Por fim, importa evocar questões de comunicação que foram reproduzidas nas intervenções dos candidatos nas suas aparições públicas, em debates e entrevistas, e nas suas presenças em sessões de esclarecimento nos núcleos. Se a candidatura de João Benedito foi a primeira (ou mesmo a única) a respeitar, e comunicando-o publicamente de forma clara, os interesses de comunicação do Sporting (não comparecendo em debates em canais de televisão -- e sensacionalistas, diga-se, que de muito se alimentaram dos acontecimentos de Alcochete para fazer subir as suas audiências -- antes de comparecer nos debates da Sporting TV), o candidato não assentou a comunicação do seu programa em soundbytes ou frases feitas, expondo-a, por outro lado, a partir da implementação das suas ideias, da sua filosofia, e do método de trabalho concreto de uma equipa unida, parecendo-nos claro, também, que essa mesma comunicação irá espelhar o espírito de execução que pretendem trazer para dentro do clube (não podendo o mesmo dizer-se da candidatura de Frederico Varandas, que não reproduz o mesmo foco nem um pensamento tão desenvolvido e estruturado nas suas comunicações). 

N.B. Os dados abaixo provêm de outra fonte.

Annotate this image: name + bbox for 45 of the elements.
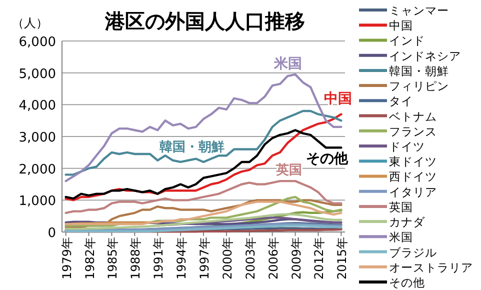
legend-label: その他 [389,276,425,290]
legend-label: オーストラリア [389,260,473,274]
annotation: その他 [306,151,349,167]
x-tick-label: 1979年 [60,237,74,280]
x-tick-label: 1991年 [152,237,166,280]
legend-label: イタリア [389,184,437,199]
x-tick-label: 1982年 [82,237,97,280]
x-tick-label: 2012年 [312,237,326,280]
legend-label: フランス [389,124,437,138]
x-tick-label: 2009年 [289,237,304,280]
legend-label: ドイツ [389,140,425,154]
y-tick-label: 4,000 [18,98,56,114]
x-tick-label: 2003年 [243,237,258,280]
x-tick-label: 1997年 [198,237,212,280]
y-tick-label: 6,000 [18,35,56,50]
legend-label: 英国 [389,200,413,214]
y-tick-label: 2,000 [18,162,56,178]
legend-label: 東ドイツ [389,154,437,169]
y-tick-label: 1,000 [18,194,56,210]
y-tick-label: 5,000 [18,66,56,82]
x-tick-label: 2006年 [266,237,280,280]
legend-label: インド [389,34,425,48]
annotation: 中国 [324,91,352,107]
legend-label: カナダ [389,215,426,230]
legend-label: ベトナム [389,109,437,124]
y-axis-title: （人） [12,16,48,30]
legend-label: タイ [389,94,413,108]
legend-label: 米国 [389,230,413,244]
annotation: 米国 [273,56,302,72]
x-tick-label: 1985年 [106,237,120,280]
legend-label: フィリピン [389,79,449,94]
legend-label: 中国 [389,18,413,33]
legend-label: ミャンマー [389,4,449,18]
y-tick-label: 0 [48,226,56,241]
x-tick-label: 1994年 [174,237,189,280]
legend-label: 韓国・朝鮮 [389,64,449,78]
legend-label: 西ドイツ [389,170,437,184]
annotation: 韓国・朝鮮 [160,140,224,155]
x-tick-label: 2015年 [335,237,350,280]
x-tick-label: 1988年 [128,237,143,280]
legend-label: インドネシア [389,48,461,63]
x-tick-label: 2000年 [220,237,234,280]
chart-title: 港区の外国人人口推移 [104,9,305,33]
legend-label: ブラジル [389,245,437,260]
y-tick-label: 3,000 [18,130,56,146]
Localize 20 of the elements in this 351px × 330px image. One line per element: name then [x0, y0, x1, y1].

Ao ter presenciado sessões de esclarecimento dos dois candidatos num mesmo núcleo do Sporting, a disponibilidade de comunicação quanto à realidade de todas as áreas do clube e os seus projectos para estas últimas, a profundidade do seu conhecimento e detalhe, o foco e estrutura do discurso e a experiência prática da sua equipa na gestão desportiva deram a entender, de maneira extraordinariamente clara, que, ao contrário do que julgava no início da campanha, não é o candidato Frederico Varandas ou a sua equipa que têm melhor conhecimento sobre a realidade de trabalho do Sporting (e os conceitos de gestão desportiva) nem as propostas mais realistas e concretas para o clube mas sim o candidato João Benedito, o seu plano e a sua equipa (num brevíssimo apontamento, e que serve de mera ilustração, não basta o candidato Frederico Varandas dizer, em resposta aos seus planos para as modalidades, "continuar a vencer", antes de passar para outras questões, e, para estas últimas, "porque quero vencer", antes de ser vigorosamente aplaudido pela sua própria equipa, em vez de expor um método de trabalho com conhecimento de causa sobre as áreas em questão e os planos concretos que existem para cumprir determinados objectivos dentro delas, tal como não existir disponibilidade para uma apresentação oral completa e transversal do seu projecto, ao contrário do que sucedeu na sessão de esclarecimento com o candidato João Benedito, antes de lhe ser feita qualquer pergunta).  

Por todas estas razões, a candidatura "Raça e Futuro" (duas palavras que nos parecem falar para o que se procura tanto dentro do campo, a nível desportivo, como fora dele, a nível de gestão) é aquela que parece ter mais capacidades para, efectivamente, "unir o Sporting", pacificar o clube pelos seus interesses (e não pelas suas personalidades) e, sobretudo, conseguir governá-lo com uma estratégia de gestão desportiva que se encontra, olhando para as duas equipas, nas mãos de quem efectivamente a experienciou e deseja continuar a trabalhar nela ao longo da sua vida, mostrando uma ideia de desenvolvimento desportivo e estrutural com um conhecimento de causa verdadeiro e realista em todas as áreas do clube. Depositarei, por isso, os meus nove votos na lista A, candidatura de João Benedito, nas eleições do próximo dia 8 de Setembro.